NINFEE NERE: UN THRILLER P-E-R-F-E-T-T-O

 




È giunto il momento di parlarvi della mia lettura preferita del 2020. Si, lo so, “è passato del tempo” direte. Ed è vero, ma quanto un libro ti resta così tanto nel cuore, avresti voglia di parlarne per sempre.

Sono sempre stata appassionata di thriller e gialli, c’è stato un periodo della mia vita in cui praticamente leggevo solo questi generi. Ma, a mia memoria, non ricordo di aver mai letto un libro così sorprendente. Vi dico solo che, alla fine, ero talmente sconvolta dalle rivelazioni che ero scoppiata a piangere dalla gioia (si vabbè io sono un caso patologico, talmente sono emotiva. Ma vi giuro che è una bomba).

Comunque andiamo per ordine:


LA TRAMA

Ci troviamo a Giverny, un piccolo paese francese situato in Normandia, famoso ai più per essere stato la casa e la tomba del più grande pittore impressionista di sempre: Claude Monet.

Qui, giunge l’ispettore Sérénac per investigare su una serie di morti sospette che sta minando l’usuale quiete della zona. La sua indagine andrà a mescolarsi alle vite di due donne ed una bambina: tramite i punti di vista delle tre, si svolgerà la storia andando poco a poco a svelare nuovi intriganti dettagli e succosi colpi di scena, legati non solo agli omicidi ma anche alla sparizione di alcuni dipinti del famoso pittore, tra cui anche Ninfee nere, che da il titolo al romanzo. 
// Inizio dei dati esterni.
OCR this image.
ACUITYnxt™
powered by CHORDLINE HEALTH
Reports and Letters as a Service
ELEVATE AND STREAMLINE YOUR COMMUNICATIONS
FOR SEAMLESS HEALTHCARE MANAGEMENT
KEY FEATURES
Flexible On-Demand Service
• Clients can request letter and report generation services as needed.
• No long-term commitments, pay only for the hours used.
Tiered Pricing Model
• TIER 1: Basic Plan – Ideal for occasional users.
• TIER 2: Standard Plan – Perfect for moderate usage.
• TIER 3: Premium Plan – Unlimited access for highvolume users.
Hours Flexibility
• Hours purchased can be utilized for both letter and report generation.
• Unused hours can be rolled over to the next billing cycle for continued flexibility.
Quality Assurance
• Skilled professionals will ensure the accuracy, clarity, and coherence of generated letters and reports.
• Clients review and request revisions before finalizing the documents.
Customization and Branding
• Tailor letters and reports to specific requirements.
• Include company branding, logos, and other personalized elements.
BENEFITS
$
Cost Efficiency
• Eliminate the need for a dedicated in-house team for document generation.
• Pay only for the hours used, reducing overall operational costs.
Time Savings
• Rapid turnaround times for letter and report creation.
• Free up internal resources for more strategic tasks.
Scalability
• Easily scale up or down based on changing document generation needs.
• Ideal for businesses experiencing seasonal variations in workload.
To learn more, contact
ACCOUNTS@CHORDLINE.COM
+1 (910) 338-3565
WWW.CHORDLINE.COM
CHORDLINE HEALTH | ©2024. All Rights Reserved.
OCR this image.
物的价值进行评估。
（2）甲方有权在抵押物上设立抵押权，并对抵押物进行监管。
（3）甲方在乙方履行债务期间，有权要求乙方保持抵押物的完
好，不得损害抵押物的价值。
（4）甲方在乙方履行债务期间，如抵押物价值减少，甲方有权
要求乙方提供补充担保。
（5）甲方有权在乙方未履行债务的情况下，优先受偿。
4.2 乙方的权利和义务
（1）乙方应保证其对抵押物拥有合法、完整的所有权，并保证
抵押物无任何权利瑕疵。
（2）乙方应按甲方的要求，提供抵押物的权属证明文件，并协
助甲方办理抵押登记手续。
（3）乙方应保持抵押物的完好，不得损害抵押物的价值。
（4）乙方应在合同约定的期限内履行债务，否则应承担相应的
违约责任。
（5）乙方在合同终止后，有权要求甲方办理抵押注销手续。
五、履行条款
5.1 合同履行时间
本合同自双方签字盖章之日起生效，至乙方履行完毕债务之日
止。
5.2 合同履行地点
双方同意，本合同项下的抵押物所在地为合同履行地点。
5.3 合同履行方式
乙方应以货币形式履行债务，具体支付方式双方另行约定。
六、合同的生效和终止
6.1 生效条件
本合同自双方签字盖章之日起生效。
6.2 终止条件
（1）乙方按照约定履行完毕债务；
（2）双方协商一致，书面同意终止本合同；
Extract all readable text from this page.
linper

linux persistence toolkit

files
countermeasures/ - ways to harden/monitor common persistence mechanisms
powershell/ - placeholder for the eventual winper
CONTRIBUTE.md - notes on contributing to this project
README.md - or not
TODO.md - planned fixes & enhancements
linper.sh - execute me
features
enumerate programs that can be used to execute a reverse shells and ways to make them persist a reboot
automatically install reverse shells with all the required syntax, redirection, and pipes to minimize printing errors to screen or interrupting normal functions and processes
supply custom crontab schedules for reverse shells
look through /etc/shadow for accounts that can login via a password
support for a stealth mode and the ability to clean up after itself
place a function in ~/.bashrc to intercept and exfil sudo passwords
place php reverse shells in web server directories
Sono sempre stata un’appassionata di arte e devo dire che l’impressionismo è una delle mie correnti artistiche preferite; quando avevo dunque scoperto questo libro, il mio interesse era stato fin da subito risvegliato. Ma mai e poi mai avrei potuto aspettarmi tutto quello che è successo nel romanzo.



L’arte c’è ed è protagonista, si; tramite i dipinti scomparsi e il modo in cui è legata, in misura e qualità differente, a tutti i personaggi del libro. Ma c’è anche molto altro.

In poco meno di 400 pagine si viene catapultati in un mondo nuovo: mentre leggevo ricordo che mi sembrava di sentire il rumore del ruscello, la brezza tra i capelli e, ahimè, i rumori del traffico. Mi ero affezionata ad ogni personaggio in modo incredibile.

La fine, che dire, LA FINE. Non esagero quando dico che ho avuto la pelle d’oca scoprendo la soluzione della storia. Quando l’intreccio inizia a dipanarsi, poco a poco si capiscono alcune cose e si viene stupiti da alcuni bellissimi colpi di scena, ma niente è paragonabile alla sensazione di totale stordimento da cui si viene travolti nelle ultime pagine. E la cosa migliore è che poi, ripensando a quanto letto fino a quel momento, tutto torna: niente viene lasciato a caso, nessun dettaglio risulta fuori posto. Un thriller mozzafiato, una storia incredibile.

Bussi sa scrivere, c’è poco da fare. E lo fa magistralmente. Anche se devo dire che da allora ho letto altri due libri dell’autore e nessuno è stato al livello di Ninfee nere. Sia “Usciti di Senna” sia “Non lasciare la mia mano” sono due bellissimi romanzi investigativi molto godibili e che trascinano nella storia. Ma purtroppo avere letto Ninfee Nere per primo, credo sia stato uno svantaggio per me perché è difficile poi trovare qualcosa che sia all’altezza di questo CAPOLAVORO.